Growth in developing Asia could slow for a second straight year in 2019 and lose further momentum in 2020, the Asian Development Bank said on Wednesday, warning of rising economic risks from a bitter Sino-US trade war and a potentially disorderly Brexit.
Developing Asia, which groups 45 countries in the Asia-Pacific region, is expected to grow 5.7 this year, the ADB said in its Asian Development Outlook report, slowing from a projected 5.9 per cent expansion in 2018 and 6.2 per cent growth in 2017.
The 2019 forecast represents a slight downgrade from its December forecast of 5.8 per cent. For 2020, the region is forecast to grow 5.6 per cent, which would be the slowest since 2001.
‘A drawn out or deteriorating trade conflict between the People’s Republic of China and the United States could undermine investment and growth in developing Asia’, Yasuyuki Sawada, ADB’s chief economist, said in a statement.
The lender also cited uncertainties stemming from US fiscal policy and a possible disorderly Brexit as risks to its outlook because they could slow growth in advanced economies and cloud the outlook for the world’s second largest economy.
‘Though abrupt increases in US interest rates appear to have ceased for the time being, policy makers must remain vigilant in these uncertain times,’ Sawada said.
China’s economy will probably grow 6.3 per cent this year, the ADB said, unchanged from its December projection, but slower than the country’s 6.6 per cent expansion in 2018. Growth in the Chinese mainland is projected to cool further to 6.1 per cent in 2020.
China has set its 2019 economic growth target at 6.0 to 6.5 per cent.
By region, South Asia will remain the fastest growing in Asia Pacific, with the ADB predicting an expansion of 6.8 per cent this year - lower than its previous forecast of 7.1 per cent - and 6.9 per cent next year.

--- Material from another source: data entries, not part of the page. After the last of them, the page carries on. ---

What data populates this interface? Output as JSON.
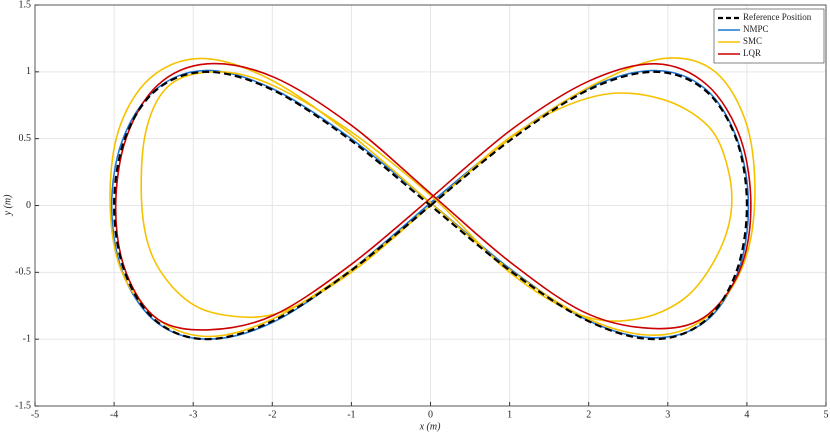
{
  "chart_data": {
    "type": "line",
    "xlabel": "x (m)",
    "ylabel": "y (m)",
    "xlim": [
      -5,
      5
    ],
    "ylim": [
      -1.5,
      1.5
    ],
    "xticks": [
      -5,
      -4,
      -3,
      -2,
      -1,
      0,
      1,
      2,
      3,
      4,
      5
    ],
    "yticks": [
      -1.5,
      -1,
      -0.5,
      0,
      0.5,
      1,
      1.5
    ],
    "grid": true,
    "legend": "upper right",
    "series": [
      {
        "name": "Reference Position",
        "color": "#000000",
        "dashed": true,
        "x": [
          0,
          1.035,
          2,
          2.828,
          3.464,
          3.864,
          4,
          3.864,
          3.464,
          2.828,
          2,
          1.035,
          0,
          -1.035,
          -2,
          -2.828,
          -3.464,
          -3.864,
          -4,
          -3.864,
          -3.464,
          -2.828,
          -2,
          -1.035,
          0
        ],
        "values": [
          0,
          0.5,
          0.866,
          1,
          0.866,
          0.5,
          0,
          -0.5,
          -0.866,
          -1,
          -0.866,
          -0.5,
          0,
          0.5,
          0.866,
          1,
          0.866,
          0.5,
          0,
          -0.5,
          -0.866,
          -1,
          -0.866,
          -0.5,
          0
        ]
      },
      {
        "name": "NMPC",
        "color": "#1f77d4",
        "dashed": false,
        "x": [
          0.02,
          1.04,
          2.01,
          2.84,
          3.48,
          3.88,
          4.02,
          3.88,
          3.47,
          2.82,
          1.99,
          1.02,
          -0.02,
          -1.05,
          -2.02,
          -2.85,
          -3.49,
          -3.9,
          -4.03,
          -3.88,
          -3.45,
          -2.8,
          -1.98,
          -1.02,
          0.02
        ],
        "values": [
          0.03,
          0.52,
          0.88,
          1.01,
          0.87,
          0.49,
          -0.01,
          -0.51,
          -0.87,
          -0.99,
          -0.86,
          -0.48,
          0.03,
          0.52,
          0.88,
          1.01,
          0.86,
          0.48,
          -0.02,
          -0.52,
          -0.88,
          -1,
          -0.87,
          -0.49,
          0.03
        ]
      },
      {
        "name": "SMC",
        "color": "#f5c200",
        "dashed": false,
        "x": [
          0,
          1.05,
          2.05,
          2.95,
          3.6,
          4,
          4.1,
          3.95,
          3.5,
          2.85,
          2,
          1,
          0,
          -1.05,
          -2.05,
          -2.9,
          -3.55,
          -3.95,
          -4.05,
          -3.9,
          -3.45,
          -2.8,
          -2,
          -1,
          0,
          1.1,
          2.1,
          2.9,
          3.5,
          3.75,
          3.8,
          3.6,
          3.2,
          2.6,
          1.9,
          1,
          0.05,
          -1,
          -2,
          -2.7,
          -3.3,
          -3.6,
          -3.65,
          -3.5,
          -3.1,
          -2.6,
          -1.9,
          -1,
          0
        ],
        "values": [
          0,
          0.52,
          0.9,
          1.1,
          1,
          0.6,
          0.05,
          -0.45,
          -0.83,
          -0.97,
          -0.85,
          -0.48,
          0.02,
          0.55,
          0.95,
          1.1,
          0.95,
          0.55,
          0,
          -0.5,
          -0.85,
          -0.98,
          -0.85,
          -0.48,
          0,
          0.55,
          0.82,
          0.8,
          0.6,
          0.3,
          -0.05,
          -0.4,
          -0.7,
          -0.85,
          -0.82,
          -0.5,
          0.05,
          0.55,
          0.9,
          1,
          0.9,
          0.55,
          0,
          -0.4,
          -0.7,
          -0.82,
          -0.8,
          -0.5,
          0
        ]
      },
      {
        "name": "LQR",
        "color": "#cc0000",
        "dashed": false,
        "x": [
          0.05,
          1.05,
          2,
          2.85,
          3.5,
          3.92,
          4.05,
          3.9,
          3.45,
          2.8,
          1.95,
          1,
          0.02,
          -1,
          -1.98,
          -2.82,
          -3.45,
          -3.85,
          -3.98,
          -3.85,
          -3.45,
          -2.8,
          -1.98,
          -1,
          0.05
        ],
        "values": [
          0.08,
          0.58,
          0.93,
          1.06,
          0.9,
          0.5,
          -0.02,
          -0.5,
          -0.84,
          -0.92,
          -0.8,
          -0.42,
          0.08,
          0.6,
          0.96,
          1.06,
          0.9,
          0.5,
          -0.02,
          -0.5,
          -0.85,
          -0.93,
          -0.82,
          -0.44,
          0.08
        ]
      }
    ]
  }
}
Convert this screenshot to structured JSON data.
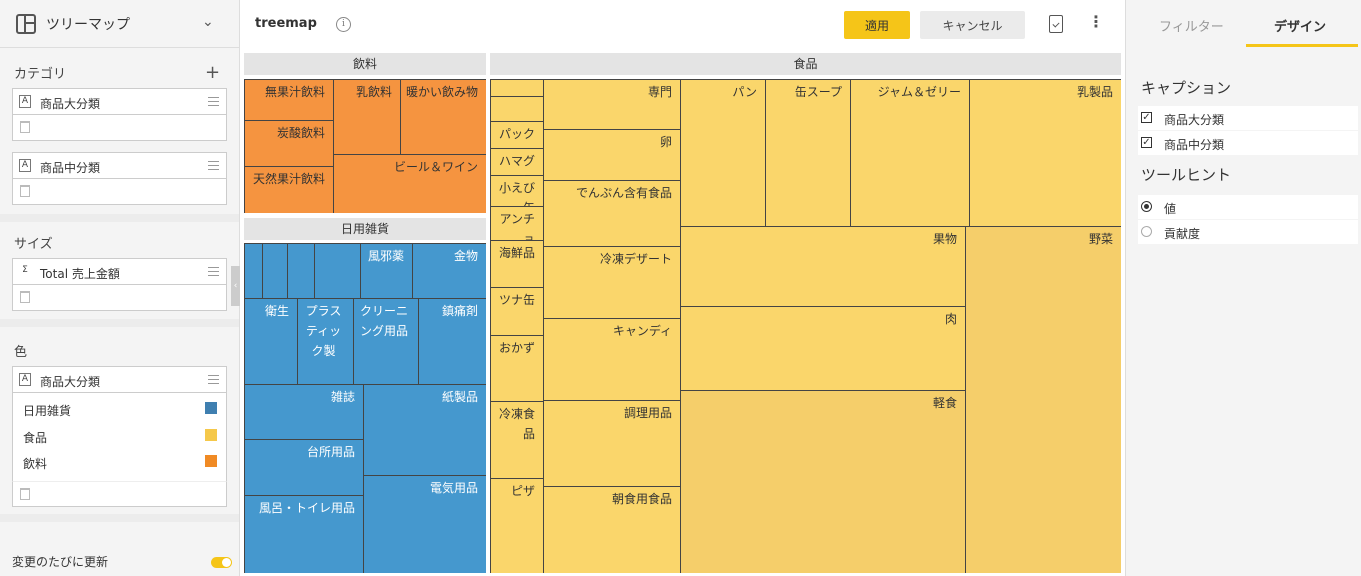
{
  "left_panel": {
    "header_title": "ツリーマップ",
    "category": {
      "title": "カテゴリ",
      "fields": [
        "商品大分類",
        "商品中分類"
      ]
    },
    "size": {
      "title": "サイズ",
      "field": "Total 売上金額"
    },
    "color": {
      "title": "色",
      "field": "商品大分類",
      "legend": [
        {
          "label": "日用雑貨",
          "color": "#3f7fb0"
        },
        {
          "label": "食品",
          "color": "#f5c84a"
        },
        {
          "label": "飲料",
          "color": "#f08a24"
        }
      ]
    },
    "auto_update": "変更のたびに更新",
    "field_type_icon": "A",
    "sum_icon": "Σ"
  },
  "toolbar": {
    "title": "treemap",
    "info_symbol": "i",
    "apply": "適用",
    "cancel": "キャンセル",
    "more_symbol": "⋮"
  },
  "chart_data": {
    "type": "treemap",
    "groups": [
      {
        "name": "飲料",
        "color": "#f59440",
        "items": [
          "無果汁飲料",
          "乳飲料",
          "暖かい飲み物",
          "炭酸飲料",
          "ビール＆ワイン",
          "天然果汁飲料"
        ]
      },
      {
        "name": "日用雑貨",
        "color": "#4598ce",
        "items": [
          "風邪薬",
          "金物",
          "衛生",
          "プラスティック製",
          "クリーニング用品",
          "鎮痛剤",
          "雑誌",
          "紙製品",
          "台所用品",
          "電気用品",
          "風呂・トイレ用品"
        ]
      },
      {
        "name": "食品",
        "color": "#fad66b",
        "items": [
          "専門",
          "パン",
          "缶スープ",
          "ジャム＆ゼリー",
          "乳製品",
          "パック野",
          "卵",
          "ハマグリ",
          "小えび缶",
          "でんぷん含有食品",
          "アンチョ",
          "海鮮品",
          "冷凍デザート",
          "果物",
          "野菜",
          "ツナ缶",
          "キャンディ",
          "肉",
          "おかず",
          "冷凍食品",
          "調理用品",
          "軽食",
          "ピザ",
          "朝食用食品"
        ]
      }
    ]
  },
  "right_panel": {
    "tabs": [
      "フィルター",
      "デザイン"
    ],
    "caption_title": "キャプション",
    "caption_options": [
      "商品大分類",
      "商品中分類"
    ],
    "tooltip_title": "ツールヒント",
    "tooltip_options": [
      "値",
      "貢献度"
    ],
    "check_mark": "✓"
  },
  "handle_left": "‹",
  "handle_right": "›"
}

From an estimated 7.0 per cent growth in 2018, India’s economy is projected to expand at a faster pace of 7.2 per cent in 2019 and 7.3 per cent in 2020, the ADB said, as lower policy rates and income support to farmers boost domestic demand.
This year’s growth forecast for Southeast Asia was trimmed to 4.9 per cent from an earlier estimate of 5.1 per cent, as the Manila-based lender expect Malaysia, Singapore, Philippines and Thailand to grow slower than previously thought. Next year, Southeast Asia is predicted to grow 5.0 per cent.
Citing stable commodity prices, the ADB lowered its average inflation forecast for developing Asia to 2.5 per cent this year from 2.7 per cent previously, and it is expected to remain subdued at 2.5 per cent in 2020.